According to statements by Hezbollah in Lebanon earlier this week, the convoy carrying ISIS militants and their families is comprised of 17 buses and ambulances containing at least 25 wounded individuals. 

The US-led Global Coalition to Defeat ISIS is “currently monitoring approximately 16 buses carrying a couple hundred fighters and their families,” the coalition’s media office told Rudaw on Thursday evening. 


Basri explained that security forces have a plan to confront them and can protect Iraq from the militants. 

The coalition conducted strikes on Wednesday that aimed to crater a road and make travel more difficult for the convoy.

The strikes took place on the road “heading east between Hamaymah and Al Bukamal,” the coalition detailed in a statement, stressing that they did not hit the convoy itself but cratered the road “to prevent the further transport of ISIS fighters to the border area of our Iraqi partners and struck individual vehicles and fighters that were clearly identified as ISIS.”

The ISIS vehicles that were struck were ones that had come to meet with convoy, said coalition commander Lt.
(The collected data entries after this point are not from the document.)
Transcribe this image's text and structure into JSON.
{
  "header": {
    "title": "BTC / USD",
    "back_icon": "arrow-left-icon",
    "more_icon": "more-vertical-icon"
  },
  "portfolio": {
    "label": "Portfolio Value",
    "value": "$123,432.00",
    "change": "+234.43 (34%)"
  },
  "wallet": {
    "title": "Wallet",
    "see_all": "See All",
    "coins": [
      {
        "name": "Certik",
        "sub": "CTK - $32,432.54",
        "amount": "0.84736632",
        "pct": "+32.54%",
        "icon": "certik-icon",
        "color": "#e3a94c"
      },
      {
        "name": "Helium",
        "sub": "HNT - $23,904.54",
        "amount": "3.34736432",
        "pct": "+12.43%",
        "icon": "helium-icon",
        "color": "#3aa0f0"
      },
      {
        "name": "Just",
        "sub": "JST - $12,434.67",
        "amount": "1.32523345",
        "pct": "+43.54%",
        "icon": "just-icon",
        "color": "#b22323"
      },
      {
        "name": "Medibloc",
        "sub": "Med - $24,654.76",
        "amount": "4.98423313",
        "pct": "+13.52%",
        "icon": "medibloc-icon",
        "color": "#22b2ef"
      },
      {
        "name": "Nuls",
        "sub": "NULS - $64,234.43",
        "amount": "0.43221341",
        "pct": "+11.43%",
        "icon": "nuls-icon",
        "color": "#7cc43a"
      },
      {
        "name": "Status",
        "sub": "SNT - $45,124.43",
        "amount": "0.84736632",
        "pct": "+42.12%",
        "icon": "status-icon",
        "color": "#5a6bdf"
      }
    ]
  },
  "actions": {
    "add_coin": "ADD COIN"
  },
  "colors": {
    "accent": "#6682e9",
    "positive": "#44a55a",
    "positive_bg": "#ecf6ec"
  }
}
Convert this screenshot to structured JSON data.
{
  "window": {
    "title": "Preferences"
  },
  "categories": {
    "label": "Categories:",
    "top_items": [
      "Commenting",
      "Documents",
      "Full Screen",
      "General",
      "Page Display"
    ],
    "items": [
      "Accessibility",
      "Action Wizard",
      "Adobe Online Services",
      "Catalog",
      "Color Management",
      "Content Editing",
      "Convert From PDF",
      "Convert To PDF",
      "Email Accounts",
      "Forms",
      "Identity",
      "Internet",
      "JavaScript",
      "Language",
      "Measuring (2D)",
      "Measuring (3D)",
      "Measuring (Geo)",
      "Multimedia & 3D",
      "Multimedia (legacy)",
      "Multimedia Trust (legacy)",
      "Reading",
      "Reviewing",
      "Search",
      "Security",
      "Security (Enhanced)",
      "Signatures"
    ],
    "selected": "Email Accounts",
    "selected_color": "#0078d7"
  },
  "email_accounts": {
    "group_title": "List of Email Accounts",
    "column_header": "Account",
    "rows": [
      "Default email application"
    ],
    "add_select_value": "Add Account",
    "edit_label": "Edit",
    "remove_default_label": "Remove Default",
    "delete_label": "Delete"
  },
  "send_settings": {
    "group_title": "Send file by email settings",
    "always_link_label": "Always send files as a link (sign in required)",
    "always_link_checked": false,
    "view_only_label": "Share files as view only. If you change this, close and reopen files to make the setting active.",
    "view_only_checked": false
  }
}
Gen. Stephen Townsend on Thursday in his final briefing with Pentagon press. 

“We struck every ISIS fighter or vehicle that tried to approach the convoy and we will continue to do that,” said Townsend, explaining that no women or children in the convoy have been harmed.

According to the UK-based conflict monitor Syrian Observatory for Human Rights, following the coalition airstrikes, ISIS and Hezbollah are both looking for a new route for the convoy to reach the Deir ez-Zor area, a “safe passage” in order to complete the evacuation agreement. 

Townsend confirmed that the buses have started moving back into the interior of Syria and the coalition is letting them go, but will prevent them from entering ISIS territory.

Security and Peshmerga officials in the Kurdistan Region have also said they are aware of the convoy and are concerned.